Who paid the fines?
The year 1948 was one of industrial unrest. A number of strikes took place including a protracted railway dispute. This degenerated into a general transport workers’ strike with railway, shipping and waterside workers, and eventually miners, taking action in support.
The fear of Communist agitation was gripping governments and individuals. Queensland, however, is unique in Australian politics as it is the only state to return a Communist Party candidate to the Legislative Assembly.
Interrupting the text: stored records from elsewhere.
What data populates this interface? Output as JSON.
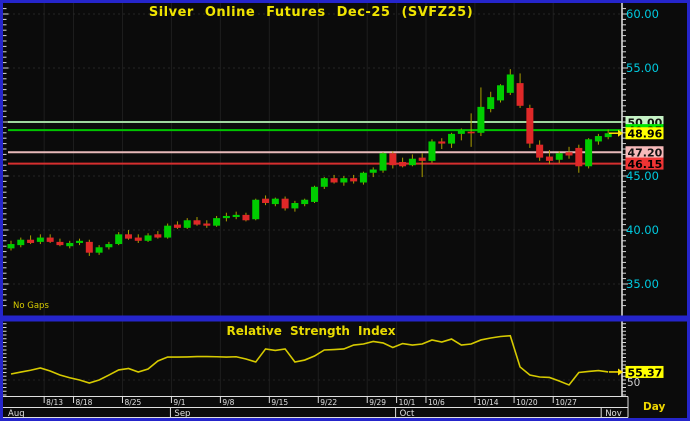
{
  "window": {
    "frame_color": "#2525cb",
    "background": "#0b0b0b",
    "axis_text_color": "#00c9de",
    "grid_color": "#262626"
  },
  "chart_data": [
    {
      "type": "candlestick",
      "title": "Silver Online Futures Dec-25 (SVFZ25)",
      "annotation": "No Gaps",
      "ylabel": "price",
      "ylim": [
        32.5,
        61
      ],
      "grid": true,
      "y_ticks": [
        {
          "value": 60,
          "label": "60.00"
        },
        {
          "value": 55,
          "label": "55.00"
        },
        {
          "value": 45,
          "label": "45.00"
        },
        {
          "value": 40,
          "label": "40.00"
        },
        {
          "value": 35,
          "label": "35.00"
        }
      ],
      "grid_values": [
        35,
        40,
        45,
        50,
        55,
        60
      ],
      "up_color": "#00cd00",
      "down_color": "#df2828",
      "wick_color": "#ab9f00",
      "price_lines": [
        {
          "value": 50.0,
          "label": "50.00",
          "line_color": "#9fd89f",
          "badge_bg": "#c6f2c6",
          "badge_fg": "#111111"
        },
        {
          "value": 49.25,
          "label": "49.25",
          "line_color": "#00c400",
          "badge_bg": "#00e400",
          "badge_fg": "#000000"
        },
        {
          "value": 47.2,
          "label": "47.20",
          "line_color": "#e7b9b9",
          "badge_bg": "#f6baba",
          "badge_fg": "#111111"
        },
        {
          "value": 46.15,
          "label": "46.15",
          "line_color": "#d62f2f",
          "badge_bg": "#ef3434",
          "badge_fg": "#000000"
        }
      ],
      "current_price": {
        "value": 48.96,
        "label": "48.96",
        "badge_bg": "#ffff00",
        "badge_fg": "#000000",
        "arrow_color": "#ffe400"
      },
      "ohlc": [
        [
          38.3,
          39.0,
          38.1,
          38.7
        ],
        [
          38.6,
          39.3,
          38.4,
          39.1
        ],
        [
          39.1,
          39.5,
          38.7,
          38.8
        ],
        [
          38.9,
          39.6,
          38.7,
          39.3
        ],
        [
          39.3,
          39.6,
          38.8,
          38.9
        ],
        [
          38.9,
          39.2,
          38.5,
          38.6
        ],
        [
          38.5,
          39.0,
          38.3,
          38.8
        ],
        [
          38.8,
          39.2,
          38.6,
          39.0
        ],
        [
          38.9,
          39.1,
          37.6,
          37.9
        ],
        [
          37.9,
          38.6,
          37.7,
          38.4
        ],
        [
          38.4,
          38.9,
          38.2,
          38.7
        ],
        [
          38.7,
          39.8,
          38.6,
          39.6
        ],
        [
          39.6,
          40.0,
          39.1,
          39.2
        ],
        [
          39.3,
          39.6,
          38.8,
          39.0
        ],
        [
          39.0,
          39.7,
          38.9,
          39.5
        ],
        [
          39.6,
          39.9,
          39.2,
          39.3
        ],
        [
          39.3,
          40.6,
          39.2,
          40.4
        ],
        [
          40.5,
          40.8,
          40.1,
          40.2
        ],
        [
          40.2,
          41.1,
          40.1,
          40.9
        ],
        [
          40.9,
          41.2,
          40.4,
          40.5
        ],
        [
          40.6,
          40.9,
          40.2,
          40.4
        ],
        [
          40.4,
          41.3,
          40.3,
          41.1
        ],
        [
          41.1,
          41.6,
          40.8,
          41.3
        ],
        [
          41.2,
          41.7,
          41.0,
          41.4
        ],
        [
          41.4,
          41.6,
          40.8,
          40.9
        ],
        [
          41.0,
          42.9,
          40.9,
          42.8
        ],
        [
          42.9,
          43.2,
          42.3,
          42.5
        ],
        [
          42.4,
          43.0,
          42.2,
          42.9
        ],
        [
          42.9,
          43.1,
          41.8,
          42.0
        ],
        [
          42.0,
          42.7,
          41.7,
          42.5
        ],
        [
          42.4,
          42.9,
          42.2,
          42.8
        ],
        [
          42.6,
          44.1,
          42.5,
          44.0
        ],
        [
          44.0,
          44.9,
          43.8,
          44.8
        ],
        [
          44.8,
          45.1,
          44.3,
          44.4
        ],
        [
          44.4,
          45.0,
          44.1,
          44.8
        ],
        [
          44.8,
          45.1,
          44.3,
          44.5
        ],
        [
          44.4,
          45.4,
          44.2,
          45.3
        ],
        [
          45.3,
          45.8,
          44.9,
          45.6
        ],
        [
          45.5,
          47.2,
          45.3,
          47.1
        ],
        [
          47.1,
          47.3,
          45.7,
          46.0
        ],
        [
          46.3,
          46.7,
          45.8,
          45.9
        ],
        [
          46.0,
          47.0,
          45.9,
          46.6
        ],
        [
          46.7,
          47.1,
          44.9,
          46.4
        ],
        [
          46.4,
          48.4,
          46.2,
          48.2
        ],
        [
          48.2,
          48.5,
          47.5,
          48.0
        ],
        [
          48.0,
          49.0,
          47.6,
          48.9
        ],
        [
          48.9,
          49.4,
          48.3,
          49.3
        ],
        [
          49.1,
          50.8,
          47.7,
          49.0
        ],
        [
          49.0,
          53.2,
          48.7,
          51.4
        ],
        [
          51.2,
          52.8,
          50.9,
          52.3
        ],
        [
          52.0,
          53.5,
          51.8,
          53.4
        ],
        [
          52.7,
          54.9,
          52.5,
          54.4
        ],
        [
          53.6,
          54.5,
          51.3,
          51.5
        ],
        [
          51.3,
          51.6,
          47.6,
          48.0
        ],
        [
          47.9,
          48.3,
          46.4,
          46.7
        ],
        [
          46.8,
          47.4,
          46.1,
          46.4
        ],
        [
          46.5,
          47.3,
          46.2,
          47.1
        ],
        [
          47.2,
          47.7,
          46.6,
          46.9
        ],
        [
          47.6,
          47.9,
          45.3,
          45.9
        ],
        [
          45.9,
          48.5,
          45.7,
          48.4
        ],
        [
          48.2,
          48.9,
          47.9,
          48.7
        ],
        [
          48.6,
          49.3,
          48.4,
          48.96
        ]
      ]
    },
    {
      "type": "line",
      "title": "Relative Strength Index",
      "line_color": "#d6ca00",
      "ylim": [
        39,
        89
      ],
      "midline": {
        "value": 50,
        "label": "50"
      },
      "values": [
        54.0,
        55.3,
        56.5,
        58.0,
        56.0,
        53.3,
        51.5,
        50.0,
        48.0,
        50.0,
        53.3,
        56.7,
        57.7,
        55.3,
        57.3,
        62.7,
        65.3,
        65.3,
        65.4,
        65.6,
        65.6,
        65.5,
        65.3,
        65.5,
        64.0,
        62.0,
        70.7,
        69.7,
        70.7,
        62.0,
        63.3,
        66.0,
        70.0,
        70.3,
        70.7,
        73.3,
        74.0,
        75.7,
        74.7,
        71.7,
        74.3,
        73.3,
        74.0,
        76.7,
        75.3,
        77.3,
        73.3,
        74.0,
        76.7,
        78.0,
        79.0,
        79.5,
        58.7,
        53.3,
        52.0,
        51.7,
        49.3,
        46.7,
        55.0,
        55.7,
        56.3,
        55.37
      ],
      "last_value": {
        "value": 55.37,
        "label": "55.37",
        "badge_bg": "#ffff00",
        "badge_fg": "#000000",
        "arrow_color": "#ffe400"
      }
    }
  ],
  "x_axis": {
    "ticks": [
      {
        "i": 4,
        "label": "8/13"
      },
      {
        "i": 7,
        "label": "8/18"
      },
      {
        "i": 12,
        "label": "8/25"
      },
      {
        "i": 17,
        "label": "9/1"
      },
      {
        "i": 22,
        "label": "9/8"
      },
      {
        "i": 27,
        "label": "9/15"
      },
      {
        "i": 32,
        "label": "9/22"
      },
      {
        "i": 37,
        "label": "9/29"
      },
      {
        "i": 40,
        "label": "10/1"
      },
      {
        "i": 43,
        "label": "10/6"
      },
      {
        "i": 48,
        "label": "10/14"
      },
      {
        "i": 52,
        "label": "10/20"
      },
      {
        "i": 56,
        "label": "10/27"
      }
    ],
    "months": [
      {
        "label": "Aug",
        "i": 0
      },
      {
        "label": "Sep",
        "i": 17
      },
      {
        "label": "Oct",
        "i": 40
      },
      {
        "label": "Nov",
        "i": 61
      }
    ],
    "period_label": "Day"
  }
}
Frederick Woolnough Paterson, of Bowen, served two terms from 1944 to 1950.
Street marches took place, including one where an unknown assailant struck Paterson while he had been trying to help an injured striker allegedly hit by police. Mounting tensions and heated exchanges became the order of the day.
Things came to a head during the strike with charges being laid against the supposed ringleaders under the Industrial Law (Anti-picketing) Amendment Act. Max Julius, a Brisbane barrister, Edward Englart, the Waterside Workers Union secretary, and Michael Healy, the Trades and Labour Council secretary, were fined a total of £350 by S. Wilson, Chief Stipendiary Magistrate, for aiding and abetting the strikers. They refused to pay and elected to serve the three months’ jail in default.
A few days later a mysterious envelope addressed to ’Dave Gledson, Attorney-General’ appeared at the department’s enquiries counter in the Treasury Building in Brisbane. It contained £350 in £10 notes. The covering letter said that the payment was for ’Maxy, Teddy and Mick’, and implored Gledson to ’let these men go back to their wives and families. This money will not do the government any good, anyway’. The three men were released immediately.
The then Premier, E.M. Hanlon, ordered a police investigation into the identity of the mysterious benefactor. The Communist paper, ’The Queensland Guardian’, ran headlines ’Hanlon pays fines’ and claimed that the money had been paid by ’an agent of the government’. The Deputy Premier and Treasurer, Vince Gair, took the line that the Communist Party had paid the fines ’to save face’ and that allegations that the government had paid the fines were ’ridiculous in the extreme’. No one ever found out the identity of the benefactor.